3 Jul 2016

Global rugby season sorted by next year?

7:53 am on 3 July 2016

A global rugby season could be created by the end of the year.

The All Blacks celebrate Beauden Barrett's 2nd try.

The All Blacks celebrate scoring a try. Photo: Photosport

New Zealand Rugby chief executive Steve Tew has been in ongoing discussions with his northern hemisphere counterparts about how the global season might look.

While it wouldn't be implemented until after the 2019 World Cup in Japan, Tew is hopeful the finer details of the global season will be finalised sometime in the next five months.

"We are in active discussions with our northern colleagues and we've sent some revised thinking up to them this week and I've got a phone hook-up if not next week then the week after," Tew said.

"We have another series of meetings around the World Rugby committees in September, so that will be an opportunity to bring some of this to a head face-to-face and I'd like to think we'd get through this piece of work at some stage this year, but I can't guarantee it."

All Blacks coach Steve Hansen reiterated his desire for a global season following the Test series sweep over Wales, Hansen labelling the current situation "ridiculous".

The Welsh squad flew home having played a 54-week season, while the All Blacks loose forward Liam Squire was on a plane to South Africa with the Highlanders just hours after the third and final Test in Dunedin.

What the final shape of that global season looks like is anyone's guess, though the Super Rugby break looks set to continue.

SANZAAR are understandably unwilling to remove their top players from the competition for a month due to the obvious effects that would have on the quality of games and the value of the competition to broadcasters.

However New Zealand Rugby won't shy away from using their All Blacks trump card if the negotiations don't go their way.

Tew says if NZR aren't happy with the final structure of the global season they'll use the fact the All Blacks are the sport's biggest drawcard (and most successful team) as leverage, though he's confident they won't have to, saying that a breakdown in negotiations would damage the game.

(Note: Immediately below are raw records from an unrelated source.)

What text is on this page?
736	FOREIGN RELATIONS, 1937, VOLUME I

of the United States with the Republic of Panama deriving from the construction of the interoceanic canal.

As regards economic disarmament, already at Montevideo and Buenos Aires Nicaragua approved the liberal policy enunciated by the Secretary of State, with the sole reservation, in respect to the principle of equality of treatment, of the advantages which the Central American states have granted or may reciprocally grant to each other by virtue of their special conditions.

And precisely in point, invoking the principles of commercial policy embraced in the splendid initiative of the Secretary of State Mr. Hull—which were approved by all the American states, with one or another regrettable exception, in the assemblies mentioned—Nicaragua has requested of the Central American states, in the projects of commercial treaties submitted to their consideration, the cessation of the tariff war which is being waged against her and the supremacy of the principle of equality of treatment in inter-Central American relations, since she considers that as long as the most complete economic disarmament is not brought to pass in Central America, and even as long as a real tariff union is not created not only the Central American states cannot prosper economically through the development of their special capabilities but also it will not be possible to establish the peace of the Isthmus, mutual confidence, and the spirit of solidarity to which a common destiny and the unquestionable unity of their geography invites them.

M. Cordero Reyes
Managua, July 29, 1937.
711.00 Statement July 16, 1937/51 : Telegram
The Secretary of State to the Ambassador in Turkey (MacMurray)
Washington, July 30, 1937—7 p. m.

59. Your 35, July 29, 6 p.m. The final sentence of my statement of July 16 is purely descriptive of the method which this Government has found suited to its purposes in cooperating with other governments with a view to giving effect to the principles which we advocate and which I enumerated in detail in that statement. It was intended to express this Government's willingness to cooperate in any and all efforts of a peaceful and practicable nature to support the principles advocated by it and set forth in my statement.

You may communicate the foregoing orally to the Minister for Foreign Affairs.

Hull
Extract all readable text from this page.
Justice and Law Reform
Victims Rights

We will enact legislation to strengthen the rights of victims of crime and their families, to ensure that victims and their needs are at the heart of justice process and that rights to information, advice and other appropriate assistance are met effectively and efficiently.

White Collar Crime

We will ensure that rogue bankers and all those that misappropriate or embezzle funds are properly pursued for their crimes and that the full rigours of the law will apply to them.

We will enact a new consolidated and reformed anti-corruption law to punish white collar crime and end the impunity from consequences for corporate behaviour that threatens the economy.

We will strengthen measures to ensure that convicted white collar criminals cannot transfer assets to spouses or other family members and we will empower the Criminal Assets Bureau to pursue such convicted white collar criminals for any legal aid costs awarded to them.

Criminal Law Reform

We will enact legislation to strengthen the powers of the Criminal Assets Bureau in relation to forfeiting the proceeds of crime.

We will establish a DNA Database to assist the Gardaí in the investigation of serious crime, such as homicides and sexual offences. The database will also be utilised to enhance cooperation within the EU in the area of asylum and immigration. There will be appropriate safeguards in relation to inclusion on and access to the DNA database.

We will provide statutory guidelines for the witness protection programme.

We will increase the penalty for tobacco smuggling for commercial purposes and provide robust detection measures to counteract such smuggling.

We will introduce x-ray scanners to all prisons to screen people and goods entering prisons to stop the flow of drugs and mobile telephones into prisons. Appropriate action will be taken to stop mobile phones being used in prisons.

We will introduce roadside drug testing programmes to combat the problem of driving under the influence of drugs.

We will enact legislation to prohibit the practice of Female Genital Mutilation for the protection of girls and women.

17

"The north (Northern Hemisphere sides) can't do without the south (Southern Hemisphere sides) at the international level and the south can't do without the north either so we really don't want to have to take the negotiations to a point where we have to call that card," Tew said.

"But we're reasonably confident that if we can't get an agreement that's satisfactory, and there will be a compromise, but if we can't get a compromise that we're comfortable with then we'll certainly talk about playing amongst our Southern hemisphere colleagues a bit more and we might go and negotiate one or two Test matches on the side, (if that were to happen) there will be very different financial arrangements than the one we have now.

"Ultimately there would be no window for a Lions (British and Irish Lions) tour or a World Cup. No-one wants that kind of chaos and I'm 99 percent sure we won't get to that point."